IS STUPIDITY A LEARNED PECULIARITY?
I know I wasn’t always stupid. I have little pieces of paper, somewhere, that say I wasn’t. It seems I actually attended institutions of learning. And wrote and passed exams. That is what the papers say anyway. I apparently found the institution, found the correct building and the right classroom. Now, I get confused in shopping malls.
My memory that so often shames me, refuses to let go of one memory, a time at the Mic Mac Mall, in Dartmouth, NS. I exited the mall and headed to my car. No sign of it. I searched the parking lot for several minutes. Finally, I was convinced it had been stolen. I even remembered a shifty looking young fellow watching me park it. Before I decided to call the police, I asked another shopper walking to her car if she could see a red Camero-anyplace. She looked and then suggested perhaps I had entered the store from another direction. I reentered the store and exited by another door. There sat my car. Once seated in the car, I circled the mall looking for that woman who had made the suggestion. I could not find her. Why I searched for her, I do not know.
Many years, I have no idea how many, I have been driving. I don’t remember getting lost. Now, my grandchildren tell me when to turn left and when to turn right. I know that one of these days, one of them will say, “Grammie, maybe I’d better drive,” and I will probably acquiesce.
And, then, there is the humiliation in the grocery store! I am surprised and, I must admit, a little shocked when the young cashier, who really should be at grade school, asks me if I need help with my groceries to the car. If I can’t carry that paltry bit of groceries, if I may not find the car, should she be aiding and abetting me in getting behind the wheel, driving onto the street and becoming a menace on the highway?

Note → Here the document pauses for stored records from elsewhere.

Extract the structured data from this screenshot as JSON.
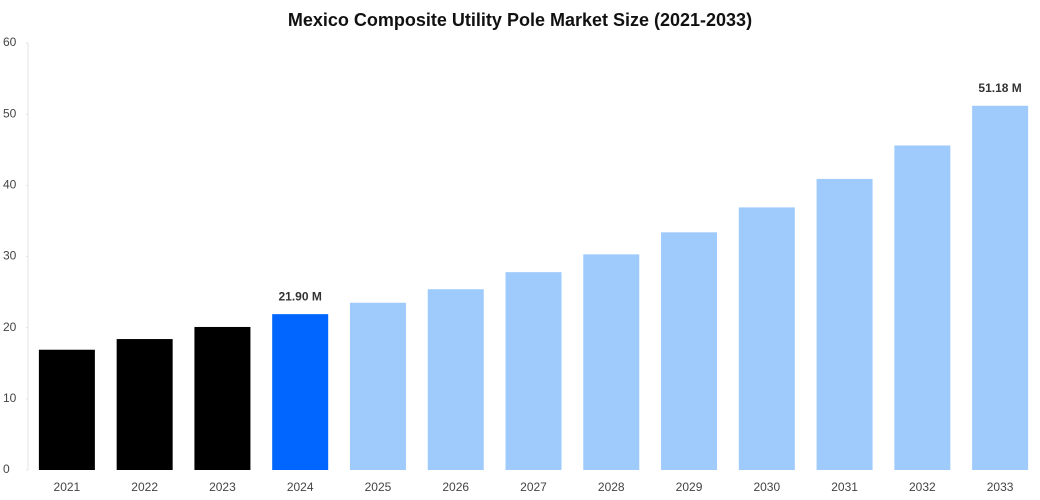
{
  "chart_data": {
    "type": "bar",
    "title": "Mexico Composite Utility Pole Market Size (2021-2033)",
    "categories": [
      "2021",
      "2022",
      "2023",
      "2024",
      "2025",
      "2026",
      "2027",
      "2028",
      "2029",
      "2030",
      "2031",
      "2032",
      "2033"
    ],
    "values": [
      16.9,
      18.4,
      20.1,
      21.9,
      23.5,
      25.4,
      27.8,
      30.3,
      33.4,
      36.9,
      40.9,
      45.6,
      51.18
    ],
    "value_labels": [
      null,
      null,
      null,
      "21.90 M",
      null,
      null,
      null,
      null,
      null,
      null,
      null,
      null,
      "51.18 M"
    ],
    "colors": [
      "#000000",
      "#000000",
      "#000000",
      "#0066ff",
      "#9ecbfc",
      "#9ecbfc",
      "#9ecbfc",
      "#9ecbfc",
      "#9ecbfc",
      "#9ecbfc",
      "#9ecbfc",
      "#9ecbfc",
      "#9ecbfc"
    ],
    "ylim": [
      0,
      60
    ],
    "yticks": [
      0,
      10,
      20,
      30,
      40,
      50,
      60
    ],
    "grid": false
  }
}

Someone explained to me that this offer to carry groceries is store policy, proffered to all customers. One day, I may hide myself by one of the check-out counters, perhaps in the playhouse by the child-friendly one. Then, I will see whether the offer is being made to the pony-tail crowd. I dread to think what they will say if someone spots me crouched among the Lego toys and puppets while I glare at the cashier... maybe I won’t do that.

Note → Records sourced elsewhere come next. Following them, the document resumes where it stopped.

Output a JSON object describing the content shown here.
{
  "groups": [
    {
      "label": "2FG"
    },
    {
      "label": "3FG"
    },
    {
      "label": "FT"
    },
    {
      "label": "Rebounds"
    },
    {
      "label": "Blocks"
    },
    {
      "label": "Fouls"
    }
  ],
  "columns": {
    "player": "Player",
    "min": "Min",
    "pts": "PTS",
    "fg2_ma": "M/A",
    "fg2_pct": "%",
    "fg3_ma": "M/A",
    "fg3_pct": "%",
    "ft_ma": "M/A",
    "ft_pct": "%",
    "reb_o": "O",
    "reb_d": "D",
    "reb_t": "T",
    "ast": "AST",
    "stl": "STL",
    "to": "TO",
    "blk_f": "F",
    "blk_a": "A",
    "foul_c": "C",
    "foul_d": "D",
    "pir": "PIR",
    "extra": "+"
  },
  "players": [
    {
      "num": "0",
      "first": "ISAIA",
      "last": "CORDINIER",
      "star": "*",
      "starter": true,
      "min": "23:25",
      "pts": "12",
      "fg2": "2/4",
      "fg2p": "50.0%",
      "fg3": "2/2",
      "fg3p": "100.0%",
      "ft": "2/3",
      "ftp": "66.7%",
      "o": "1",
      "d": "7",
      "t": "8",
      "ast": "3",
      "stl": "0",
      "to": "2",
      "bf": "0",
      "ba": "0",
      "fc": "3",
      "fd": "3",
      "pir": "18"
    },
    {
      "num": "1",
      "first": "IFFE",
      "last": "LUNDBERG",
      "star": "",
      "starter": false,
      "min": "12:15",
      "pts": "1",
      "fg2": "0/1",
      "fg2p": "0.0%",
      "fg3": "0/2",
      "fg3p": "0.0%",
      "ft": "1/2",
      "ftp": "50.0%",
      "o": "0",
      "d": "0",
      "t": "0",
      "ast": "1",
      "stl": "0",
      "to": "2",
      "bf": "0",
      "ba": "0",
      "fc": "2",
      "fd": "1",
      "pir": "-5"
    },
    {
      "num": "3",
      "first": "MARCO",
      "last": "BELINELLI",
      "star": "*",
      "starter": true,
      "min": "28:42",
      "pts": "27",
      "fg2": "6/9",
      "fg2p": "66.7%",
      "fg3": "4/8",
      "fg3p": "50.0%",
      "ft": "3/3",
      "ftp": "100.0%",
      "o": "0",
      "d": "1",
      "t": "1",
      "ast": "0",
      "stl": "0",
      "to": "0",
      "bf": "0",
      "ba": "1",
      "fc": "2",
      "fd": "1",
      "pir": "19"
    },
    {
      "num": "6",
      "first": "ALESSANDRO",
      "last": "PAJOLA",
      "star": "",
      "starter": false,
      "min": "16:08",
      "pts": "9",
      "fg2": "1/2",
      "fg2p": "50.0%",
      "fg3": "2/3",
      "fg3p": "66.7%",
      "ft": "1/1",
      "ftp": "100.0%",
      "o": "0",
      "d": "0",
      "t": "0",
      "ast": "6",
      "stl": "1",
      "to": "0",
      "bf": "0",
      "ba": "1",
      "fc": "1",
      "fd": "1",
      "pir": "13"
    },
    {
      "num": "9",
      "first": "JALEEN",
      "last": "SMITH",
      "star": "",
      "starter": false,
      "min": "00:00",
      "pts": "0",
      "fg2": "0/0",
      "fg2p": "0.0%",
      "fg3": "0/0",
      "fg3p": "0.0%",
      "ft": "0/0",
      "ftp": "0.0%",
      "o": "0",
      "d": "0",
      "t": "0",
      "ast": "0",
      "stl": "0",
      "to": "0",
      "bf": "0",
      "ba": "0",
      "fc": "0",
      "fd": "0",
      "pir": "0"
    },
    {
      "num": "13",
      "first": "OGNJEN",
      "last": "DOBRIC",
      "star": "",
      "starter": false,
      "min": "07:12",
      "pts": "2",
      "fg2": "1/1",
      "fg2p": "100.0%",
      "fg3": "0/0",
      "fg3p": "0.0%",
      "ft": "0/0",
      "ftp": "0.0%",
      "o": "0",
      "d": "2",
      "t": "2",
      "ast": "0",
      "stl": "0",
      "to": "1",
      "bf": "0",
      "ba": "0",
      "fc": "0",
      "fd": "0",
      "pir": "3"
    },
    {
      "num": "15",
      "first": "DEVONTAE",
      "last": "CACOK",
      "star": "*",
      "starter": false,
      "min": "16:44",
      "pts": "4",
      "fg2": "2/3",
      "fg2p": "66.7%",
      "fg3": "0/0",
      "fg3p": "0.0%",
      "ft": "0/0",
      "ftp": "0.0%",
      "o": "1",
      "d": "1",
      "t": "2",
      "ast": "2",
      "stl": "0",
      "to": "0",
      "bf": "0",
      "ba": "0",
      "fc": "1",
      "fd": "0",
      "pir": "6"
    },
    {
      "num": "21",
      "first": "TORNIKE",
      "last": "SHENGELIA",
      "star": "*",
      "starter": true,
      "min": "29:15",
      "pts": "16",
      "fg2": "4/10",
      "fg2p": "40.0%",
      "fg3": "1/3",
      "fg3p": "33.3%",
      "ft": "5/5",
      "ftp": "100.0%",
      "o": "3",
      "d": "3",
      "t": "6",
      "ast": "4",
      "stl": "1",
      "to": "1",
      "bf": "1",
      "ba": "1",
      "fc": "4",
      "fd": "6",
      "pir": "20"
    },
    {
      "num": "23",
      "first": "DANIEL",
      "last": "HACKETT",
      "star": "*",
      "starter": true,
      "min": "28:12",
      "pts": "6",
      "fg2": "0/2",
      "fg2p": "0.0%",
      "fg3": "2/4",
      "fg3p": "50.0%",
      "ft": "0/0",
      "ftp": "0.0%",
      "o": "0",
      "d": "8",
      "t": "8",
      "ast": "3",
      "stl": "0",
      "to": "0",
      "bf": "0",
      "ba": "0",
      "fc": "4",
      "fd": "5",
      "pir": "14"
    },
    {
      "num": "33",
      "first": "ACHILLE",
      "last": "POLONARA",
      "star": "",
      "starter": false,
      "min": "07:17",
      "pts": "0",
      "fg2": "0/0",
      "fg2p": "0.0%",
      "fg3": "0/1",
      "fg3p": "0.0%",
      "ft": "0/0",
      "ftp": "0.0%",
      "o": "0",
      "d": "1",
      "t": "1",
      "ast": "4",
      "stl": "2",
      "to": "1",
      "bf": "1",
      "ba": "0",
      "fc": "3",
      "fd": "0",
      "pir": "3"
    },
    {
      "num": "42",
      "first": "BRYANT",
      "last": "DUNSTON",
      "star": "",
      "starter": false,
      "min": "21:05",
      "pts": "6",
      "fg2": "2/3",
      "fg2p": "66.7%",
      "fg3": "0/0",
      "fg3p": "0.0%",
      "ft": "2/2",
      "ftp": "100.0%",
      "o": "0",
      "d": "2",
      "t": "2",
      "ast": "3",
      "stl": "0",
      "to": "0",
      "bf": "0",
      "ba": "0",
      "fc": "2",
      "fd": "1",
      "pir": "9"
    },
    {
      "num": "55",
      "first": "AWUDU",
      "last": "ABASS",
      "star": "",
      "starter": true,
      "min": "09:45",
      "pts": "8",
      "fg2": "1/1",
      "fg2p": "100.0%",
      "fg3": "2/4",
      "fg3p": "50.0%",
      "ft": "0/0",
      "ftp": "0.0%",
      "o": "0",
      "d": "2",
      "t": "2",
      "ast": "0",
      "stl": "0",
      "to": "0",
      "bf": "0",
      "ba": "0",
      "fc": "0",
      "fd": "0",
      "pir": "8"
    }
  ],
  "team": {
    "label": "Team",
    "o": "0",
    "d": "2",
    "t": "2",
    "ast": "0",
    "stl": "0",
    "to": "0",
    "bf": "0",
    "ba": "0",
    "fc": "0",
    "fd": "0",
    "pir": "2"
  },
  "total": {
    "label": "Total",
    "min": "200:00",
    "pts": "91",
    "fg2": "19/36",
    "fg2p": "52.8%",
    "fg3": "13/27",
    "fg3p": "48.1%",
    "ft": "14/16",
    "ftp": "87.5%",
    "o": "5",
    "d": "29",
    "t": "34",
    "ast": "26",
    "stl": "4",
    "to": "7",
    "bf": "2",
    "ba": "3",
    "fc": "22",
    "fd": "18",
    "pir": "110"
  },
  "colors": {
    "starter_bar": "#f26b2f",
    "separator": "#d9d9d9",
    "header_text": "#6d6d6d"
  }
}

I curled once upon a time. They promoted me into the “Sundown League”. Then, after a few people watched us play -I thought to get pointers -it was felt that “Twilight League” was more apt. I guess they figured we were even closer to the end of the day than sundown.
I see advertisements in the newspapers for seniors to go back to work. I can still work. Maybe I’ll apply for that one at the pickle factory. I think I could sprinkle the salt over the tomatoes without any confusing comings and goings. If someone would find the vats for me...and devise a method to release the exact amount of salt.
I know people who frequent this site write but I can't find a Writing Group so i'm using the Blog section-please direct me if I'm lost. LOL. I hope others will share their 'jottings'.